The polymer lower market seems to be treacherous waters in recent days. Following the ATF’s raid of ARES Armor due to the legality of a polymer 80% lower, we’re now seeing reports that the PlumCrazy polymer lowers that were extremely popular a couple of years ago might be illegal.
Steve Johnson over at The Firearm Blog reported that an ATF letter provided to him made the following notes about the lowers,
During the examination of the submitted AR- 15 type firearm receiver section (serial number RM00501 ), FTB also found that both the height and depth of the serial number markings are acceptable and thus compliant with§ 478.92. With respect to the adequacy of the attachment of the insert for this frame, the FTB evaluation revealed that the serial number consisted of a thin sheet of metal-like material and was attached to the surface of the embedded metal insert.
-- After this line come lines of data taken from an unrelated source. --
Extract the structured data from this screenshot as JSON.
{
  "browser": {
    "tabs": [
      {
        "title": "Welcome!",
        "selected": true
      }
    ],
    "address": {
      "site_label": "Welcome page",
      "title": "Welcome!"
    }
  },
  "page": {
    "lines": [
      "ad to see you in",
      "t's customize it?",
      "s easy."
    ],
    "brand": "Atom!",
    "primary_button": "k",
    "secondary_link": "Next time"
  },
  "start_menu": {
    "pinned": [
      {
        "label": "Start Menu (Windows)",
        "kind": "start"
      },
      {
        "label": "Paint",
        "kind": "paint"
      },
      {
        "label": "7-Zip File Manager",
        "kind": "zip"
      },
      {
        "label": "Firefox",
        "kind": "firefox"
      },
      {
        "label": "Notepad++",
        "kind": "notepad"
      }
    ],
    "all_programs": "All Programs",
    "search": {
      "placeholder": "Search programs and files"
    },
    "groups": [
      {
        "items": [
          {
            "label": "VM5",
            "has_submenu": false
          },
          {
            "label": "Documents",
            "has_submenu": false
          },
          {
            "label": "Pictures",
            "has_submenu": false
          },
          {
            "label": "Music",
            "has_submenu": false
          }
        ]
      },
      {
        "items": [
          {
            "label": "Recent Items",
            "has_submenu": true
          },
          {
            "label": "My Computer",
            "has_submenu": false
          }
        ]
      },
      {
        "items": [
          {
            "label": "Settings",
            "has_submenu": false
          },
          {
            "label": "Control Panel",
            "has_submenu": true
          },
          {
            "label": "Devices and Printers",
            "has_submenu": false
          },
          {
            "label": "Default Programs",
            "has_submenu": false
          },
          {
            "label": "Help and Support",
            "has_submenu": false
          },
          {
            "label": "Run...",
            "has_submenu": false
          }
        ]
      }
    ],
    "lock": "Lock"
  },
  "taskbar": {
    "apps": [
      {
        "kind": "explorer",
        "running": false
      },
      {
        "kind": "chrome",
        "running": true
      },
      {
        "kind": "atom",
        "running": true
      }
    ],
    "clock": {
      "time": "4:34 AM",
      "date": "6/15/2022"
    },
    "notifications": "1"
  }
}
This serial number was easily removed when a hammer and screw driver were used to peel the sheet off of the metal insert. This action took approximately 1 minute and caused no damage to the receiver. (See enclosed photos depicting the removal of the serial number insert.)
…the method used to attach the serial number insert (serial number RM00501) on the partial receiver sample is not compliant with Federal Law.
Not good considering who knows how many thousands or tens of thousands of these lowers were sold during the height of their popularity.
There is no mention of any action against anyone owning one of these lowers taking place that I’ve heard about, but it’s certainly something worthy of keeping an eye on.
This also raises the question about the legality of the serial number plate on other brands of polymer lowers.
Unlike the 80% lowers at the center of the ARES Armor issue, these lowers were sold as firearms so there would be 4473 Forms associated with these purchases.